Pancreatic cancer is a highly aggressive malignancy and poses significant therapeutic challenges due to resistance to conventional therapies. Cancer stem cells (CSCs) act as key contributors to this resistance with their self-renewal capacity. In this study, we identified the ARPC1B+ CSC subpopulation specifically resistant to gemcitabine through integrated analysis of scRNA-seq and bulk RNA-seq data from pancreatic cancer samples. Additionally, ARPC1B expression was significantly elevated in gemcitabine-resistant CSCs and correlated with higher mutation burden and intra-tumor heterogeneity. Molecular docking analysis identified CK-636 as a potential ARPC1B-targeting agent with high affinity. Ex vivo and in vivo experiments demonstrated that combinational therapy of gemcitabine along with CK-636 could significantly inhibit tumor growth compared to gemcitabine alone, indicating that targeting ARPC1B+ CSCs can sensitize pancreatic cancer to gemcitabine treatment.

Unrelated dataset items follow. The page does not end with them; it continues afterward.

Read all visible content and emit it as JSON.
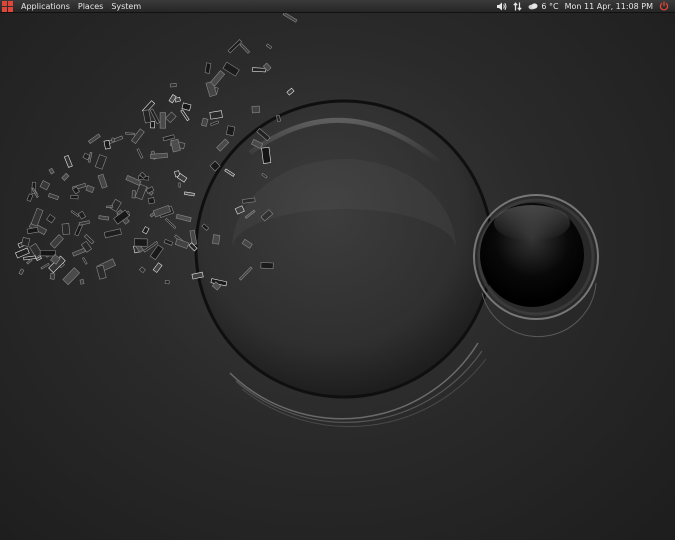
{
  "top_panel": {
    "menus": [
      {
        "label": "Applications"
      },
      {
        "label": "Places"
      },
      {
        "label": "System"
      }
    ],
    "tray": {
      "volume_icon": "volume-icon",
      "network_icon": "network-icon",
      "weather_icon": "weather-icon",
      "temperature": "6 °C",
      "datetime": "Mon 11 Apr, 11:08 PM",
      "power_icon": "power-icon"
    },
    "colors": {
      "apps_logo": "#e0453a",
      "power": "#e0453a"
    }
  },
  "desktop": {
    "wallpaper": "dark glass spheres with shattered fragments"
  }
}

These findings highlight ARPC1B+ CSCs as a promising therapeutic target for overcoming gemcitabine resistance in pancreatic cancer.Notes: We collected six scRNA-seq datasets of pancreatic ductal adenocarcinoma (PDAC), including GSE263733, GSE197177, GSE212966, GSE155698, GSE141017, and GSE154778. These datasets comprise 15 adjacent normal tissue samples, 58 primary tumors, 16 liver metastases, and 20 peripheral blood mononuclear cell (PBMC) samples. PDACs displayed intratumoral heterogeneity, categorized into 11 clusters based on marker genes. Clusters C1 and C6 were identified as cancer stem cell-like clusters and showed a strong correlation with gemcitabine resistance scores.